Наверху меня встречает молодая, серьёзная девушка с испуганным, словно у газели, взглядом. Её русые волосы на голове забраны в тугой, куцый хвостик; сама худая. Не знает, куда деть дрожащие от волнения руки с тонкими пальчиками:

– Мне разрешили походить в вашу смену… поучиться… – неуверенно говорит она, сунув руки в карманы только со второго раза.

– На стажировку? – уточняю на всякий случай.

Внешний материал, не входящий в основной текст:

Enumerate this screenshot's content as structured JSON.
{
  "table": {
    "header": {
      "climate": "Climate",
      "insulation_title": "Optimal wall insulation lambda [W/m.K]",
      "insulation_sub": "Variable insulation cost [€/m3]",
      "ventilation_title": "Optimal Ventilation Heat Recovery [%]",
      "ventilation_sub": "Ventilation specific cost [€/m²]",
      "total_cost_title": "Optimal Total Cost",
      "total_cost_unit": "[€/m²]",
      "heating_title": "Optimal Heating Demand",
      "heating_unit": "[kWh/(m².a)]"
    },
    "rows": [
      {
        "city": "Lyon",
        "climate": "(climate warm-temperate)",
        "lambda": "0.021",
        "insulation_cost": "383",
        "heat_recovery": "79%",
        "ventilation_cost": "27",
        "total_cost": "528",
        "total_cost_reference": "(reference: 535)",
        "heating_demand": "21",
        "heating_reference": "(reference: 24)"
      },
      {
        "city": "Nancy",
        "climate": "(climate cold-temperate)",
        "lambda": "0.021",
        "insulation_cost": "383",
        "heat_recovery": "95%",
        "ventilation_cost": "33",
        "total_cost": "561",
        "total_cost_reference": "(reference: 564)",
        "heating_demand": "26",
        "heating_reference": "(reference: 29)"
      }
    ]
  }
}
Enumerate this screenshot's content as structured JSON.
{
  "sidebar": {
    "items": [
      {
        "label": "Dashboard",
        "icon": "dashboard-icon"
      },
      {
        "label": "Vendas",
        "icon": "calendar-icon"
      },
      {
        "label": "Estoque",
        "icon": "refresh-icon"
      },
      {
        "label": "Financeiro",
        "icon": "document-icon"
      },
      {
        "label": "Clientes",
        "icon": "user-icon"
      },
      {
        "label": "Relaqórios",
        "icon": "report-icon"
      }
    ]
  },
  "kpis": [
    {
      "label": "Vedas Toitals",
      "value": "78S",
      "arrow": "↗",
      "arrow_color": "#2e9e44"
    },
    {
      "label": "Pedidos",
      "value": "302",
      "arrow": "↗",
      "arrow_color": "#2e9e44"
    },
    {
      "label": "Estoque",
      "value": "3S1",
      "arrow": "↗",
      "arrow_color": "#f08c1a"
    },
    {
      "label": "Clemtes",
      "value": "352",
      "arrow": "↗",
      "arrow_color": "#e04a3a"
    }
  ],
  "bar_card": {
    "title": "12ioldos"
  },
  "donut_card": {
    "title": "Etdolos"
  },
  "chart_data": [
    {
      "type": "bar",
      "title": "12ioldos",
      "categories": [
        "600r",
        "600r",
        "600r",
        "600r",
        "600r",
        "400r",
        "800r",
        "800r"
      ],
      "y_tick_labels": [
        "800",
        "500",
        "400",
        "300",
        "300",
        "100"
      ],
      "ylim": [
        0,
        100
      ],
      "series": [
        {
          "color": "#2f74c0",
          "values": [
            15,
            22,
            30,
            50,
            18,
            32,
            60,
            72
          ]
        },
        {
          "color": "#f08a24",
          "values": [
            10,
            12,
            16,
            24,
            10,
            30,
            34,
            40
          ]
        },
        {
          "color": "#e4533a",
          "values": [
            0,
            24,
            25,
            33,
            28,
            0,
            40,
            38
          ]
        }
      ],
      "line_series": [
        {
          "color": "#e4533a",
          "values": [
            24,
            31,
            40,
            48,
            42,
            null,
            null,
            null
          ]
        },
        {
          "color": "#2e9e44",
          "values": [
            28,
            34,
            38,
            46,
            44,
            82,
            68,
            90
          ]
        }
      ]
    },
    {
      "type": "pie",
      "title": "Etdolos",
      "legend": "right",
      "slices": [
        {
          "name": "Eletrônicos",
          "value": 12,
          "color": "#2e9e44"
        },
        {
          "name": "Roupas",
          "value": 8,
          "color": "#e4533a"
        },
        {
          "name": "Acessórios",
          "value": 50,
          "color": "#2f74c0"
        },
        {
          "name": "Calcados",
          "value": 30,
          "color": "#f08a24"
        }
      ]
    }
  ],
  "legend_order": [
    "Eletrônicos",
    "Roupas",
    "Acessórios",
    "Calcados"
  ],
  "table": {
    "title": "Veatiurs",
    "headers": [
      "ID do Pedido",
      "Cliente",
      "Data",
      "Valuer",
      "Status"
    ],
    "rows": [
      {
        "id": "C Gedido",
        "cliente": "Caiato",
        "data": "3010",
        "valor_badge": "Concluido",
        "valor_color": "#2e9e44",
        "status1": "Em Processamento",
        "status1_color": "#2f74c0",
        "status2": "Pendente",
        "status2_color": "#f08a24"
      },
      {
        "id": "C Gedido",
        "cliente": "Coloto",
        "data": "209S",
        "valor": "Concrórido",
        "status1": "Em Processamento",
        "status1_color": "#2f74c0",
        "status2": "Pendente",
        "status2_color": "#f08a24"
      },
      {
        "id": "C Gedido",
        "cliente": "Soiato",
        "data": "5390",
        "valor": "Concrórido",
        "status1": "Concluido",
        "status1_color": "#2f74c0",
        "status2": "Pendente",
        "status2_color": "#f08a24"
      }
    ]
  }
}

Кивает. Отглаженный белоснежный халат и наличие всех пуговиц на нём выдают её новичковость с потрохами. На бейджике неровными буквами написано: «Стажёр». Оцениваю для сравнения свой халат. Когда-то он был тоже отутюженный и белый. Потом стал просто белым, а затем просто халатом. Сейчас он прожжён в трёх местах, заляпан пятнами серебристого аэрозоля, который априори не отстирывается, а бирюзовые отвороты на рукавах и воротнике, наоборот, изрядно выцвели, причём неоднородно. Молнию вообще давно пора менять – ежеутренняя борьба с ней грозится рано или поздно обратиться не в мою пользу. Но эта форма, сшитая ещё в прошлом веке, хороша тем, что она защищает от всевозможных агрессивных выделений за счёт плотной ткани и почти не мнётся. И в ней есть целых три кармана, в которые я складирую многочисленные блокнотики с записями на все случаи жизни: алгоритмы, дозы, препараты, описание клинических случаев, телефоны… молитвы…

– Можно я с Вами сегодня поучусь? – всё так же испуганно спрашивает девочка, от волнения покрываясь красными пятнами, поверх которых проступают ярко-рыжие веснушки.

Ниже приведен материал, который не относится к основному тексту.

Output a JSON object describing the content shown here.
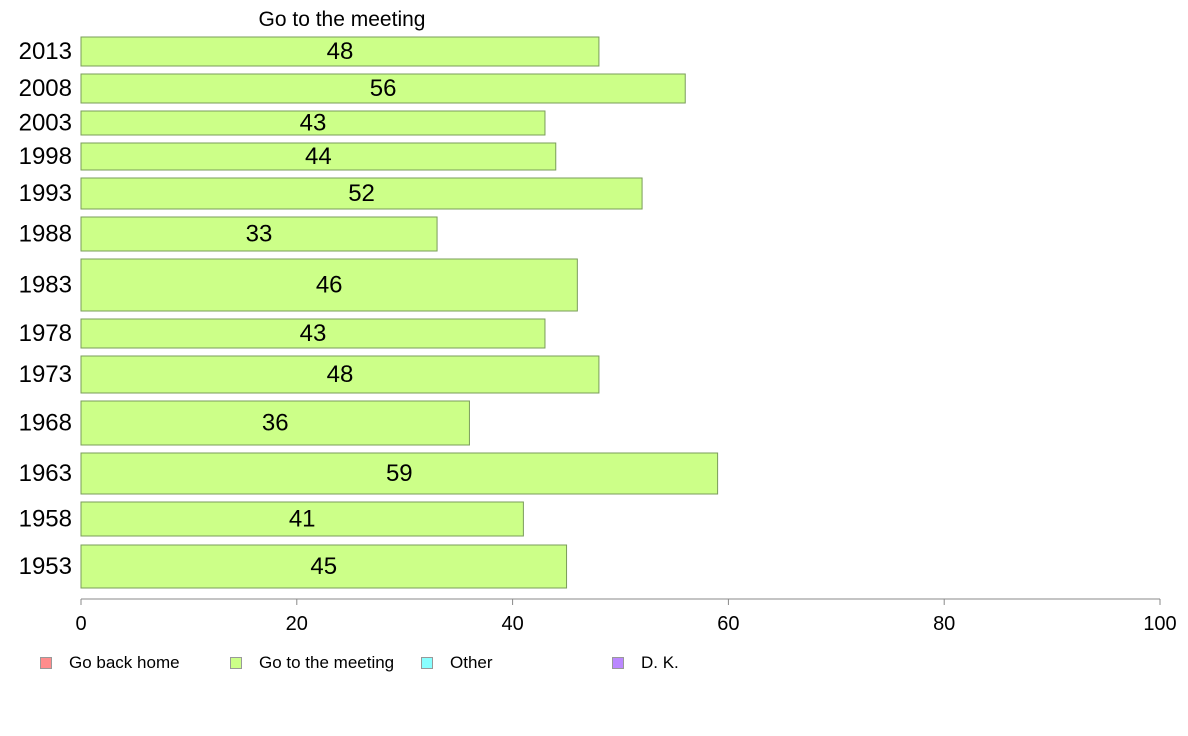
{
  "chart_data": {
    "type": "bar",
    "orientation": "horizontal",
    "stacked": true,
    "categories": [
      "2013",
      "2008",
      "2003",
      "1998",
      "1993",
      "1988",
      "1983",
      "1978",
      "1973",
      "1968",
      "1963",
      "1958",
      "1953"
    ],
    "series": [
      {
        "name": "Go back home",
        "color": "#ff8c8c",
        "values": [
          null,
          null,
          null,
          null,
          null,
          null,
          null,
          null,
          null,
          null,
          null,
          null,
          null
        ]
      },
      {
        "name": "Go to the meeting",
        "color": "#ccff88",
        "values": [
          48,
          56,
          43,
          44,
          52,
          33,
          46,
          43,
          48,
          36,
          59,
          41,
          45
        ]
      },
      {
        "name": "Other",
        "color": "#88ffff",
        "values": [
          null,
          null,
          null,
          null,
          null,
          null,
          null,
          null,
          null,
          null,
          null,
          null,
          null
        ]
      },
      {
        "name": "D. K.",
        "color": "#bb88ff",
        "values": [
          null,
          null,
          null,
          null,
          null,
          null,
          null,
          null,
          null,
          null,
          null,
          null,
          null
        ]
      }
    ],
    "data_labels": [
      "48",
      "56",
      "43",
      "44",
      "52",
      "33",
      "46",
      "43",
      "48",
      "36",
      "59",
      "41",
      "45"
    ],
    "visible_series_title": "Go to the meeting",
    "xlim": [
      0,
      100
    ],
    "xticks": [
      "0",
      "20",
      "40",
      "60",
      "80",
      "100"
    ],
    "grid": false,
    "legend_position": "bottom"
  }
}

Вместо ответа пожимаю плечами. Учить я не люблю и не умею. Во всяком случае, говорить и делать одновременно никак не получается, поэтому даже для владельцев животных обычно я сначала объясняю, а потом делаю. Как обращаться с новичками-стажёрами – не имею ни малейшего понятия.

– Давно ходишь? – пытаюсь выяснить степень её акклиматизации.

– Вчера была, – кивает она радостно. – Накрутила салфеток! И мне дали помыть клетки в стационаре!

Ну да, вот они, эти «хомячковые», судя по размерам, салфетки. Что ж, марлю экономить умеет.

Это действие похоже на медитацию: от рулона марли острым лезвием отрезается огромный пласт, его шинкуют ножницами на квадраты, и из них уже сворачиваются салфетки. Затем ими заполняется округлый, металлический бикс, который ставят в жарочный шкаф, где происходит стерилизация. «Правильные салфетки – коричневые салфетки», – как сказал однажды кто-то из коллег – это потому, что от высокой температуры белая марля приобретает слегка кофейный оттенок.

Свернуть квадратик так, чтобы нитки были внутри – много ума не надо. Все мы с этого начинали. И девочка прям светится от радости: вот счастье-то! Доверили!

Ещё новичков очень любят разыгрывать. Одну мою знакомую, помнится, когда она проходила практику в совхозе, озадачили тем, что у всех коров повыпадали зубы, причём только сверху, передние.

– Болезнь какая-то неведомая! – приземистый бригадир, ничем не выдавая себя, кидался к корове, хватал её пальцами за ноздри, отчего та широко разевала рот, и демонстрировал ужас: голую верхнюю десну! Без зубов!

Затем точно также он бросался к другой корове и открывал рот ей: то же самое!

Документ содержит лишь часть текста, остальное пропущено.